Carro-bomba explode em Beirute, capital do Líbano |
Em 16 de fevereiro de 2005, dezenas de milhares de pessoas acompanhavam o cortejo fúnebre do ex-primeiro-ministro libanês Rafik Hariri para ser enterrado em uma enorme mesquita no centro de Beirute. Entre os presentes reinava a unanimidade: o presidente sírio, Bashar Assad, era o responsável pelo magnicídio. Foram muito frequentes no Líbano os assassinatos de líderes sectários, ministros e inclusive presidentes eleitos (Bachir Gemayel, 1982), e a maioria nunca foi esclarecida judicialmente. Como dificilmente se resolverá o de Wissam al Hassan, principal responsável pelas investigações que envolveram o regime de Damasco e seu aliado Hizbollah no assassinato de Hariri. Não é muito relevante. Mediem ou não os tribunais, as seitas que se decantam pelo bloco ocidental - os sunitas tendo à frente Saad Hariri, filho do magnata; os drusos e parte dos cristãos - já ditaram a sentença: a Síria é a responsável.
Ninguém duvida de que Damasco continua exercendo grande influência no Líbano. E ninguém estranharia que seus serviços de inteligência - ou seus partidos-milícias satélites no Líbano - teriam colocado o explosivo que no dia 19 matou Al Hassan. Os sírios também atribuíram à Arábia Saudita - o grande patrono e protetor da família Hariri e financiador dos rebeldes que lutam contra Assad - o atentado que acabou com a cúpula militar síria neste verão em Damasco. Como acusam Riyad de promover a frente antissíria à qual aderiam com entusiasmo Catar e Turquia, e que completam as capitais ocidentais, que contrabalançam assim o apoio dos russos e o ainda mais decidido dos iranianos a Damasco. Os caciques sectários libaneses nunca precisaram de muitos estímulos para se entregar à violência, mas o Líbano também nunca se livrou de que as potências estrangeiras travem em seu território guerras de transcendência regional.
Comentava em 2005 um bom amigo de Rafik Hariri que a mulher do ex-chefe de governo advertiu o então presidente francês, Jacques Chirac, sobre os efeitos de aprovar uma resolução na ONU para forçar a retirada das tropas sírias do Líbano depois de três décadas de tutela.

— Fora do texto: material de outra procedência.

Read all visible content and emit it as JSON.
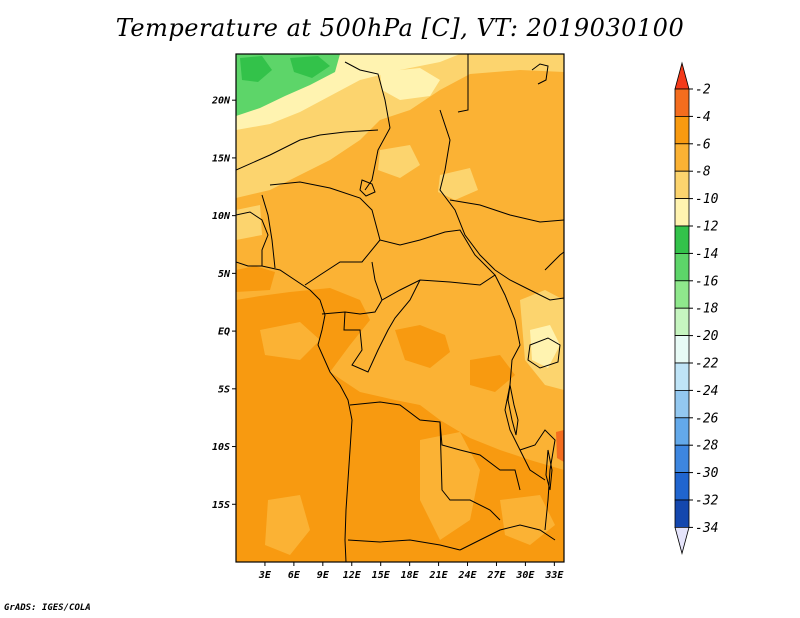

Nazik Audeh não pensava nas consequências políticas. Temia pela vida de seu marido. O Conselho de Segurança aprovou a resolução 1559, apadrinhada por Paris e Washington, em setembro de 2004 e os soldados de Damasco tiveram que voltar com seu equipamentos em poucos meses. Em 14 de fevereiro de 2005 Hariri entrava na Corniche de Beirute quando uma explosão descomunal matou o dirigente e cerca de 20 membros de sua comitiva. Wissam al Hassan foi enterrado no dia 21 junto à tumba de Hariri.
Não há antídoto a que possam recorrer as diferentes seitas libanesas para se proteger da extensão do conflito que açoita a nação vizinha. Os laços econômicos, políticos, familiares, tribais entre os dois países - a Síria considerou historicamente o Líbano como parte integral de seu território - são profundos demais. O Líbano sofreu erupções terroristas e séries de assassinatos políticos durante as décadas em que o implacável regime manteve a estabilidade na Síria. Agora, com o país mergulhado no caos, o contágio se prevê inescapável. O assassinato do funcionário Hassan é uma tentativa para estender o conflito ao Líbano? Faz parte desse conflito que todas as potências jogam no Líbano? Talvez as duas coisas.